Bartinney Castle is an Iron Age enclosure located in the Penwith Peninsula of Southwest Cornwall, England, it is surrounded by a circular earthwork standing on a hill surrounded by various archaeological prehistoric remains, including ancient settlements, field systems, tumuli and cairns.

One mile to the southwest is Carn Brea, the westernmost hill in Britain; and a mile to the southeast is Carn Euny Iron Age village and fogou, and the neighbouring Caer Bran hillfort and Sancreed Beacon.

On the hilltop are the remains of a circular bank, about 250 feet across, and an encircling ditch. This bank may have been much higher and there are suggestions the site could have been a sacred enclosure or Plen an Gwarry, which was a type of amphitheatre with rows of stone seats where feast days or fire festivals celebrating the Celtic solar god, Belenos, were held or where mystery plays were staged. Other theories suggest a large disc barrow or an unfinished hill fort; the outer wall is not high enough to have been of any defensive value. In the centre of the enclosure are three smaller circles arranged in a triangle, originally made of contiguous stones which have since been removed. The largest of these is forty feet in diameter; the other two are about 25 and 30 feet across.

Local parish records suggest that Bartinney Castle was the site of a Celtic fire festival marking the harvest or Samhain, the Celtic New Year's Day.

The name Bartinè signifies the lighted eminence, or the hill of fires (Cornish - Bretanow). The Druids, it is said, had their fires on the eve of November, when the people were obliged to resort and re-kindle the private fires in their houses from the consecrated fires of the Druids, the domestic fire having been first carefully extinguished.

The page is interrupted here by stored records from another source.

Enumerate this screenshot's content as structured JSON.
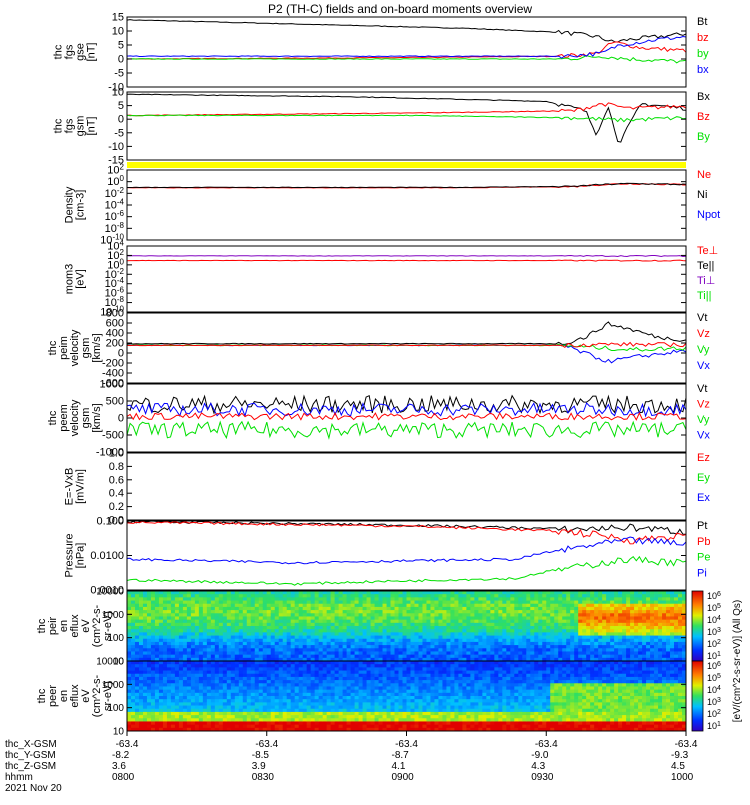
{
  "title": "P2 (TH-C) fields and on-board moments overview",
  "colors": {
    "black": "#000000",
    "red": "#ff0000",
    "green": "#00e000",
    "blue": "#0000ff",
    "yellow": "#ffff00",
    "purple": "#8000c0"
  },
  "chart_data": [
    {
      "type": "line",
      "panel": "fgs_gse",
      "ylabel": [
        "thc",
        "fgs",
        "gse",
        "[nT]"
      ],
      "ylim": [
        -10,
        15
      ],
      "yticks": [
        "15",
        "10",
        "5",
        "0",
        "-5",
        "-10"
      ],
      "legend": [
        {
          "name": "Bt",
          "color": "black"
        },
        {
          "name": "bz",
          "color": "red"
        },
        {
          "name": "by",
          "color": "green"
        },
        {
          "name": "bx",
          "color": "blue"
        }
      ],
      "series": [
        {
          "name": "Bt",
          "x": [
            0,
            0.3,
            0.6,
            0.78,
            0.84,
            0.87,
            0.9,
            0.95,
            1
          ],
          "values": [
            14,
            12.5,
            11,
            9.5,
            8,
            6,
            7,
            8,
            9
          ]
        },
        {
          "name": "bz",
          "x": [
            0,
            0.5,
            0.78,
            0.84,
            0.87,
            0.92,
            1
          ],
          "values": [
            0,
            0.5,
            1,
            2,
            6,
            4,
            3
          ]
        },
        {
          "name": "by",
          "x": [
            0,
            0.5,
            0.78,
            0.85,
            0.9,
            1
          ],
          "values": [
            0,
            0,
            0,
            1,
            0,
            -1
          ]
        },
        {
          "name": "bx",
          "x": [
            0,
            0.5,
            0.78,
            0.85,
            0.88,
            0.95,
            1
          ],
          "values": [
            1,
            1,
            1,
            2,
            5,
            7,
            8
          ]
        }
      ]
    },
    {
      "type": "line",
      "panel": "fgs_gsm",
      "ylabel": [
        "thc",
        "fgs",
        "gsm",
        "[nT]"
      ],
      "ylim": [
        -19,
        10
      ],
      "yticks": [
        "10",
        "5",
        "0",
        "-5",
        "-10",
        "-15"
      ],
      "legend": [
        {
          "name": "Bx",
          "color": "black"
        },
        {
          "name": "Bz",
          "color": "red"
        },
        {
          "name": "By",
          "color": "green"
        }
      ],
      "series": [
        {
          "name": "Bx",
          "x": [
            0,
            0.4,
            0.75,
            0.82,
            0.84,
            0.86,
            0.88,
            0.92,
            1
          ],
          "values": [
            9,
            8,
            6,
            2,
            -8,
            4,
            -12,
            5,
            3
          ]
        },
        {
          "name": "Bz",
          "x": [
            0,
            0.5,
            0.8,
            0.85,
            0.9,
            1
          ],
          "values": [
            0,
            1,
            2,
            5,
            3,
            4
          ]
        },
        {
          "name": "By",
          "x": [
            0,
            0.5,
            0.8,
            0.88,
            1
          ],
          "values": [
            0,
            0,
            -1,
            -2,
            -1
          ]
        }
      ]
    },
    {
      "type": "line",
      "panel": "density",
      "ylabel": [
        "Density",
        "[cm-3]"
      ],
      "yscale": "log",
      "ylim": [
        1e-10,
        1000.0
      ],
      "yticks": [
        "10^2",
        "10^0",
        "10^-2",
        "10^-4",
        "10^-6",
        "10^-8",
        "10^-10"
      ],
      "legend": [
        {
          "name": "Ne",
          "color": "red"
        },
        {
          "name": "Ni",
          "color": "black"
        },
        {
          "name": "Npot",
          "color": "blue"
        }
      ],
      "series": [
        {
          "name": "Ne",
          "x": [
            0,
            0.6,
            0.8,
            0.9,
            1
          ],
          "values": [
            0.5,
            0.5,
            0.8,
            3,
            2
          ]
        },
        {
          "name": "Ni",
          "x": [
            0,
            0.6,
            0.8,
            0.9,
            1
          ],
          "values": [
            0.6,
            0.6,
            0.9,
            3,
            2
          ]
        }
      ]
    },
    {
      "type": "line",
      "panel": "temperature",
      "ylabel": [
        "mom3",
        "[eV]"
      ],
      "yscale": "log",
      "ylim": [
        1e-10,
        1000000.0
      ],
      "yticks": [
        "10^4",
        "10^2",
        "10^0",
        "10^-2",
        "10^-4",
        "10^-6",
        "10^-8",
        "10^-10"
      ],
      "legend": [
        {
          "name": "Te⊥",
          "color": "red"
        },
        {
          "name": "Te||",
          "color": "black"
        },
        {
          "name": "Ti⊥",
          "color": "purple"
        },
        {
          "name": "Ti||",
          "color": "green"
        }
      ],
      "series": [
        {
          "name": "Ti",
          "x": [
            0,
            1
          ],
          "values": [
            4000,
            4000
          ]
        },
        {
          "name": "Te",
          "x": [
            0,
            1
          ],
          "values": [
            300,
            300
          ]
        }
      ]
    },
    {
      "type": "line",
      "panel": "peim_velocity",
      "ylabel": [
        "thc",
        "peim",
        "velocity",
        "gsm",
        "[km/s]"
      ],
      "ylim": [
        -700,
        600
      ],
      "yticks": [
        "800",
        "600",
        "400",
        "200",
        "0",
        "-200",
        "-400",
        "-600"
      ],
      "legend": [
        {
          "name": "Vt",
          "color": "black"
        },
        {
          "name": "Vz",
          "color": "red"
        },
        {
          "name": "Vy",
          "color": "green"
        },
        {
          "name": "Vx",
          "color": "blue"
        }
      ],
      "series": [
        {
          "name": "Vt",
          "x": [
            0,
            0.78,
            0.82,
            0.86,
            0.9,
            0.95,
            1
          ],
          "values": [
            30,
            30,
            150,
            400,
            300,
            150,
            100
          ]
        },
        {
          "name": "Vx",
          "x": [
            0,
            0.78,
            0.82,
            0.86,
            0.92,
            1
          ],
          "values": [
            0,
            0,
            -150,
            -300,
            -200,
            -100
          ]
        },
        {
          "name": "Vy",
          "x": [
            0,
            0.78,
            0.85,
            0.9,
            1
          ],
          "values": [
            0,
            0,
            -50,
            -80,
            -50
          ]
        },
        {
          "name": "Vz",
          "x": [
            0,
            0.78,
            0.85,
            1
          ],
          "values": [
            0,
            0,
            20,
            10
          ]
        }
      ]
    },
    {
      "type": "line",
      "panel": "peem_velocity",
      "ylabel": [
        "thc",
        "peem",
        "velocity",
        "gsm",
        "[km/s]"
      ],
      "ylim": [
        -1000,
        1000
      ],
      "yticks": [
        "1000",
        "500",
        "0",
        "-500",
        "-1000"
      ],
      "legend": [
        {
          "name": "Vt",
          "color": "black"
        },
        {
          "name": "Vz",
          "color": "red"
        },
        {
          "name": "Vy",
          "color": "green"
        },
        {
          "name": "Vx",
          "color": "blue"
        }
      ],
      "series": [
        {
          "name": "Vt",
          "mean": 400
        },
        {
          "name": "Vx",
          "mean": 250
        },
        {
          "name": "Vz",
          "mean": 50
        },
        {
          "name": "Vy",
          "mean": -350
        }
      ]
    },
    {
      "type": "line",
      "panel": "efield",
      "ylabel": [
        "E=-VxB",
        "[mV/m]"
      ],
      "ylim": [
        0,
        1
      ],
      "yticks": [
        "1.0",
        "0.8",
        "0.6",
        "0.4",
        "0.2",
        "0.0"
      ],
      "legend": [
        {
          "name": "Ez",
          "color": "red"
        },
        {
          "name": "Ey",
          "color": "green"
        },
        {
          "name": "Ex",
          "color": "blue"
        }
      ]
    },
    {
      "type": "line",
      "panel": "pressure",
      "ylabel": [
        "Pressure",
        "[nPa]"
      ],
      "yscale": "log",
      "ylim": [
        0.0003,
        0.1
      ],
      "yticks": [
        "0.100",
        "0.0100",
        "0.0010"
      ],
      "legend": [
        {
          "name": "Pt",
          "color": "black"
        },
        {
          "name": "Pb",
          "color": "red"
        },
        {
          "name": "Pe",
          "color": "green"
        },
        {
          "name": "Pi",
          "color": "blue"
        }
      ],
      "series": [
        {
          "name": "Pt",
          "x": [
            0,
            0.5,
            0.8,
            0.9,
            1
          ],
          "values": [
            0.095,
            0.07,
            0.05,
            0.06,
            0.04
          ]
        },
        {
          "name": "Pb",
          "x": [
            0,
            0.5,
            0.8,
            0.9,
            1
          ],
          "values": [
            0.09,
            0.065,
            0.04,
            0.02,
            0.03
          ]
        },
        {
          "name": "Pi",
          "x": [
            0,
            0.3,
            0.7,
            0.8,
            0.9,
            1
          ],
          "values": [
            0.004,
            0.003,
            0.004,
            0.01,
            0.02,
            0.015
          ]
        },
        {
          "name": "Pe",
          "x": [
            0,
            0.3,
            0.7,
            0.8,
            0.9,
            1
          ],
          "values": [
            0.0007,
            0.0005,
            0.0008,
            0.002,
            0.004,
            0.003
          ]
        }
      ]
    },
    {
      "type": "heatmap",
      "panel": "peir_en_eflux",
      "ylabel": [
        "thc",
        "peir",
        "en",
        "eflux",
        "eV",
        "(cm^2-s-",
        "sr-eV)"
      ],
      "yscale": "log",
      "ylim": [
        5,
        30000
      ],
      "yticks": [
        "10000",
        "1000",
        "100",
        "10"
      ]
    },
    {
      "type": "heatmap",
      "panel": "peer_en_eflux",
      "ylabel": [
        "thc",
        "peer",
        "en",
        "eflux",
        "eV",
        "(cm^2-s-",
        "sr-eV)"
      ],
      "yscale": "log",
      "ylim": [
        5,
        30000
      ],
      "yticks": [
        "10000",
        "1000",
        "100",
        "10"
      ]
    }
  ],
  "colorbar": {
    "labels": [
      "10^6",
      "10^5",
      "10^4",
      "10^3",
      "10^2",
      "10^1"
    ],
    "title": "[eV/(cm^2-s-sr-eV)] (All Qs)"
  },
  "time_axis": {
    "rows": [
      {
        "label": "thc_X-GSM",
        "values": [
          "-63.4",
          "-63.4",
          "-63.4",
          "-63.4",
          "-63.4"
        ]
      },
      {
        "label": "thc_Y-GSM",
        "values": [
          "-8.2",
          "-8.5",
          "-8.7",
          "-9.0",
          "-9.3"
        ]
      },
      {
        "label": "thc_Z-GSM",
        "values": [
          "3.6",
          "3.9",
          "4.1",
          "4.3",
          "4.5"
        ]
      },
      {
        "label": "hhmm",
        "values": [
          "0800",
          "0830",
          "0900",
          "0930",
          "1000"
        ]
      }
    ],
    "date": "2021 Nov 20"
  }
}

On Midsummer's Day, in recent times, the inhabitants, of this parish were greeted with sounds resembling the discharge of musketry in different directions, proceeding from holes bored in rocks, which being charged with powder were exploded in succession; and on the same day a new flag was displayed on every mine, and the night was ushered in with noisy festivities, and bonfires blazing on many of the hills.

The name may also be derived from Tinne, the Druid name for the holly tree, the burning of which was associated with the death of the old year and the coming of the new one on Samhain or 31 October. Tinne also means a metal ingot or iron bar according to the Bríatharogam.